Intervention de Cécile Untermaier

Séance en hémicycle du mardi 18 mai 2021 à 15h00
Confiance dans l'institution judiciaire — Motion de rejet préalable (projet de loi organique)

Photo issue du site de l'Assemblée nationale ou de WikipediaCécile Untermaier :

Une motion de rejet, selon les termes de l'article 91 du règlement de l'Assemblée nationale – qui a supprimé la motion de renvoi en commission, plus appropriée – a pour objet « de faire reconnaître que le texte proposé est contraire à une ou plusieurs dispositions constitutionnelles ou de faire décider qu'il n'y a pas lieu à délibérer ».

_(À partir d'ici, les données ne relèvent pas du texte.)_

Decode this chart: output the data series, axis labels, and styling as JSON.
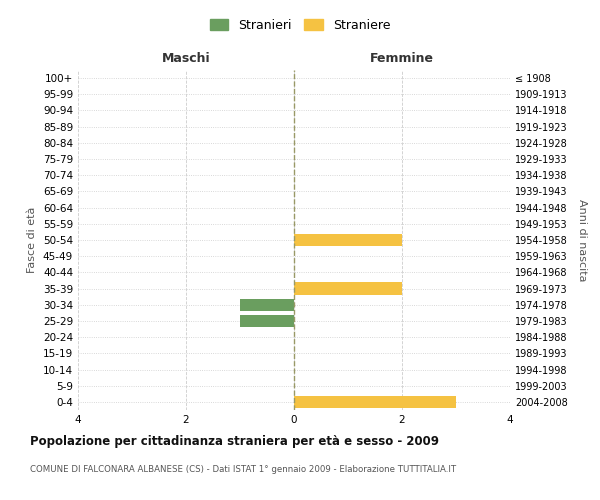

Désigné par tirage au sort pour défendre une telle motion, le groupe Socialistes et apparentés puise le sens de la présente intervention dans ces deux registres. Ce sera une occasion de dénoncer les sérieuses carences de ces deux textes.

Deux critiques principales fondent notre rejet. La première concerne le titre III de la loi organique, donc aussi l'article 1er du projet de loi ordinaire relatif à l'enregistrement et à la diffusion des audiences ; la seconde a trait à la réforme des peines. D'autres observations viennent renforcer nos critiques.

Le dispositif prévu à l'article 1er , relatif à l'enregistrement et la diffusion des audiences, fonde un rejet tenant au caractère inconstitutionnel du texte : celui-ci est entaché, selon nous, d'incompétence négative.

Diffuser la culture de la justice, faire de la pédagogie, démontrer que les affaires ne sont pas toujours simples et que les acteurs de la justice travaillent : nous ne pouvons qu'être favorables à ces idées. Cela va dans le sens de la transparence : Raymond Depardon disait que l'enregistrement et la diffusion servent à faciliter l'écoute des audiences qui sont parfois très techniques, répétitives ou confuses ; les rendre compréhensibles et intéressantes pour le plus grand nombre, c'est là, je n'en doute pas, votre objectif, monsieur le ministre.

Un de nos amendements allait d'ailleurs dans le sens d'une plus grande transparence : il visait à permettre un accès immédiat et gratuit aux écritures de l'ensemble d'une affaire jugée et devenue définitive – mémoires, expertises, conclusions des rapporteurs publics –, et cela qu'elle relève de la juridiction judiciaire ou administrative. Il a été déclaré irrecevable. Quelle honte !

Mais ce projet, qui est de faire du droit commun ce qui est l'exception à ce jour, doit être précisé. Ce n'est pas au pouvoir réglementaire qu'il revient de prévoir les garde-fous encadrant la communication des services publics de la justice, mais bien au législateur d'exercer l'ensemble de sa compétence sur le sujet. En effet, une telle disposition peut aussi avoir des effets dangereux si l'enregistrement et la diffusion ne sont pas encadrés de manière claire et intelligible.

Citons, dans l'actualité récente, un exemple douloureux : celui de la polémique déclenchée par la confirmation en cassation de l'irresponsabilité pénale du meurtrier de Sarah Halimi. L'arrêt de la chambre d'instruction a retenu la culpabilité de Kobili Traoré et la dimension antisémite de son crime. On peut imaginer ce que pourrait susciter la diffusion de certaines phrases tronquées du procès sans préparation ni apport pédagogique. L'intérêt public auquel fait référence le texte pour fonder une communication ne peut suffire à nous rassurer et le législateur doit en dire davantage sur ce sujet.

Il faut enrichir la réflexion de l'opinion, mais la question de savoir comment et quand est déterminante et elle n'est pas traitée dans le texte. Nous devons absolument protéger le pouvoir du juge.

Voilà pourquoi il nous semble que ce dispositif, dont nous ne remettons en cause ni la finalité ni l'intérêt, est entaché d'incompétence négative ; certaines garanties doivent être apportées par le législateur, comme il lui revient de fixer les grandes règles du fonctionnement de ce dispositif.

Il s'agit d'abord de préciser qui donne l'autorisation d'enregistrement, et donc qui décide de la diffusion potentielle d'une audience : nous proposons que ce rôle revienne aux chefs de cour, après consultation des chefs de juridiction et des autres acteurs de la justice. Le Gouvernement ne doit pas céder à la tentation de s'ingérer dans les affaires de la justice.